暫く歩くと、向かうから来る歩行者が、そこの坊さん、と声を掛けた。先日の三宝ですが、仏法僧の仏とは、末法では本仏の事です、と云ふ。
これからあの場所へ行って、宣伝活動をする途中だったのだらう。理論武装をしたようだった。良寛和尚が、末法とは何ですか、と質問すると、仏滅後千年が正法で、と解説を始めた。解説が終はったときに良寛和尚が、それらの年数について、書いてあるお経はありますか、と質問した。
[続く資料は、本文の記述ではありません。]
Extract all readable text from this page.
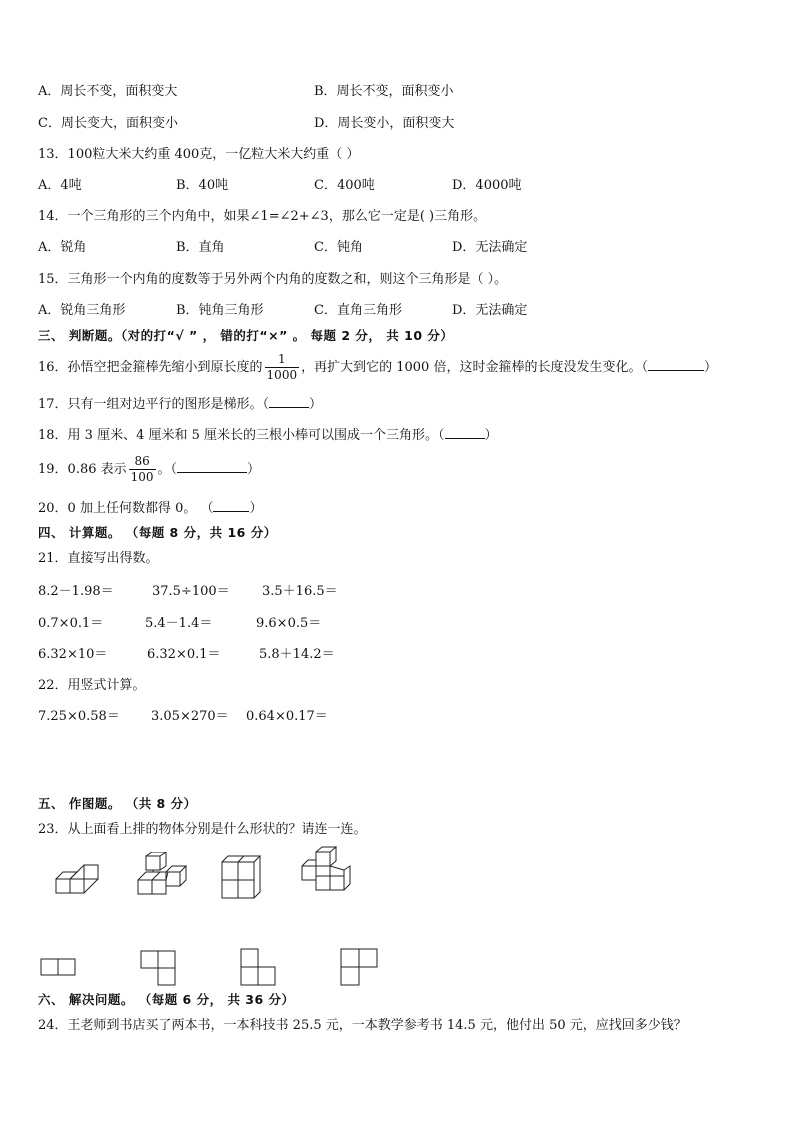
A．周长不变，面积变大	B．周长不变，面积变小
C．周长变大，面积变小	D．周长变小，面积变大
13．100粒大米大约重 400克，一亿粒大米大约重（ ）
A．4吨	B．40吨	C．400吨	D．4000吨
14．一个三角形的三个内角中，如果∠1=∠2+∠3，那么它一定是( )三角形。
A．锐角	B．直角	C．钝角	D．无法确定
15．三角形一个内角的度数等于另外两个内角的度数之和，则这个三角形是（ ）。
A．锐角三角形	B．钝角三角形	C．直角三角形	D．无法确定
三、 判断题。（对的打“√ ” ， 错的打“×” 。 每题 2 分， 共 10 分）
16．孙悟空把金箍棒先缩小到原长度的 $\frac{1}{1000}$ ，再扩大到它的 1000 倍，这时金箍棒的长度没发生变化。（	）
17．只有一组对边平行的图形是梯形。（	）
18．用 3 厘米、4 厘米和 5 厘米长的三根小棒可以围成一个三角形。（	）
19．0.86 表示 $\frac{86}{100}$ 。（	）
20．0 加上任何数都得 0。 （	）
四、 计算题。 （每题 8 分，共 16 分）
21．直接写出得数。
8.2－1.98＝	37.5÷100＝ 3.5＋16.5＝
0.7×0.1＝	5.4－1.4＝	9.6×0.5＝
6.32×10＝	6.32×0.1＝	5.8＋14.2＝
22．用竖式计算。
7.25×0.58＝ 3.05×270＝ 0.64×0.17＝
五、 作图题。 （共 8 分）
23．从上面看上排的物体分别是什么形状的？请连一连。
六、 解决问题。 （每题 6 分， 共 36 分）
24．王老师到书店买了两本书，一本科技书 25.5 元，一本教学参考书 14.5 元，他付出 50 元，应找回多少钱？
相手は、大集経にある、と答へた。膨大な数の経典の中で、大集経にだけ書いてあると、それを信用するのですか。阿弥陀仏が書いてある経典は幾つもあるが、こちらを信用したほうがよくないですか、と聞くと黙ってしまった。
そもそも、と和尚が云った。中国では、正法が五百年、像法が千年、末法は西暦552年からです。ところが、日本は1052年からです。仏法は中国から日本へ伝はったので、日本が間違へたのでは、と質問すると、相手は答へることができなくなった。

第二章 例へ話
お釈迦様の始めた仏法は、後に分裂を繰り返したが、中国には達磨大師が現れて復興した。日本の仏法は鎌倉時代には衰へたが、道元和尚が渡航し、復活した。ところが寺請け制度で、また衰へた。このやうに、興しても衰へることを、大集経は正法像法末法と例へ話で説明したのであって、嘘ではなく方便ですよ、と説明し、相手は頷いた。

第三章 仏とは
相手は、最後にもう一つ、仏法が衰へたときに本仏が現れる、と云ふのはどこが違ひますか、と訊いた。今度は石原が、私が生前に拝んだ曼荼羅と、あなたが今でも拝む曼荼羅には、仏滅後二千二百二十余年と書いてあるが、これを読めば仏とは釈尊のことで、もし本仏が別にあるなら、釈迦仏滅後、或いは釈仏滅後と書いた筈ですよ、と答へた。
相手は、二人の丁寧な話し方と話の内容に感服し、それからは良寛和尚の指導で、貪瞋痴の克服に励んだ。